The moment someone says Chennai, the thought immediately goes to popular screen legend, the one and only Rajnikant. One doesn’t think of what was formerly, Madras.

Perhaps now is the time to broaden our horizons, at least a little bit. When it’s Chennai, one should think of maybe, a sheer dearth of trees.

Believe it or not- but according to the latest study published in leading Indian journals and media outlets- there is just a solitary tree for every 33 persons residing in Chennai.

If this isn’t an environmental travesty for one of the leading and most talked-about cities of India, then what will ever be?

In an age where humans are constantly colliding with technology, could it be that we are turning a blind eye to the environment? Maybe, the cities have had enough of our self-imposed slumber. Maybe, there’s a sense in waking up and taking cognizance of the chaos.

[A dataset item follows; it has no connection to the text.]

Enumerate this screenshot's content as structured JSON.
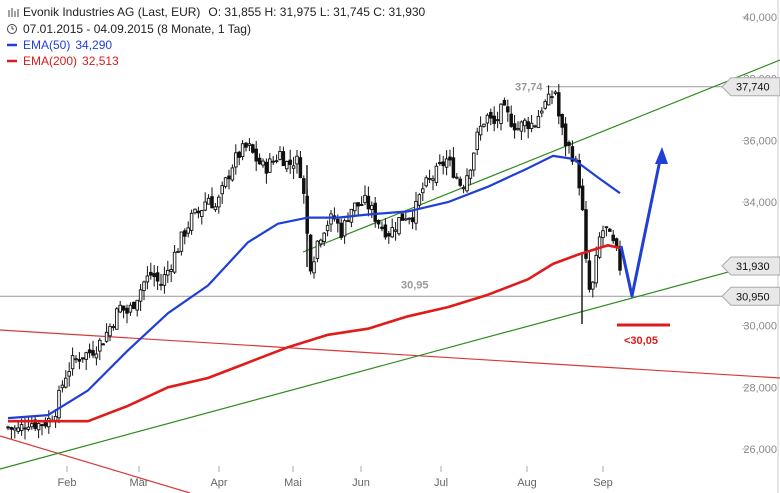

For a city that is constantly buzzing, much largely due to a lively food and lifestyle culture, there being no dearth of shopping malls and arcades, festivals and a traditional blend of southern cinema and its fanfare- Chennai isn’t doing enough for the environment.

In fact, it’s not doing anything conducive to support its own berated lungs. To have just 1 tree for 33 residents is in no way celebratory and calls upon urgent state-driven introspection as to what might be done to rectify a fundamental flaw in the ‘green’ of things.

Enough with schemes, enough of residential colonies, plush shopping galleries and a climate dipped in an enormity of temples and religious junctions. To sustain life, one needs greenery, not films, food-courts, or any other item of gloss from the associated paraphernalia.

Deccan Chronicle

Isn’t it?

Of course, Times of India’s report on the leading rather burning issue of Chennai at this point in time poses questions at an acute problem:

Each person in Chennai has just 0.46sqm of open space and there is only one tree for every 33 people on the city’s roads.

That is not all. There is a reason to believe that the situation may only worsen in the times lying ahead. Implicit to every city’s survival and breath is the sheer spread or density of its green-cover, which in turn represents an assortment of trees and plants.

For Chennai, the matter of thinking is far from over. Apparently, according to a report submitted by Care Earth Trust- it’s been found that Chennai’s green cover is reducing by 2 per cent every year. The same finding has been shared with the city’s revered Chennai Greater Corporation.

So what can it do about reviving the city’s barely existing green cover? In fact, are the cities youngsters, adults and the elderly population who frequent malls, corporate offices, spend time in botanical gardens and other places even aware of the gravity of the situation?

Maybe, one cannot contend with great satisfaction. An elaborate survey was undertaken by a retired IFS official (Mr Balaji) along with the Care Earth Trust and the duo would later survey avenue trees on 450 streets spread across the otherwise vibrant city within the corporation area.

Only then were the findings estimated and later, submitted to the concerned body as shared above.

The detailed report submitted also includes a reason to make plans for increasing Chennai’s green cover. Speaking in relation to his conclusive evidence regarding the state or density of trees in Chennai, Mr Balaji shared the following: “The Availability of open space varied from zone to zone. In Tiruvottiyur, Sholinganallur and Manali, a lot of available green space was not developed. But since the roads are narrow and underdeveloped, there is limited tree cover. We have done an exclusive study in all zones and divisions and have suggested on where trees should be planted and where parks developed.”

The onus for improving Chennai’s burgeoning crisis now rests in the hands of the authority entrusted with the task of improving the city’s condition. The question is- how early can one experience change?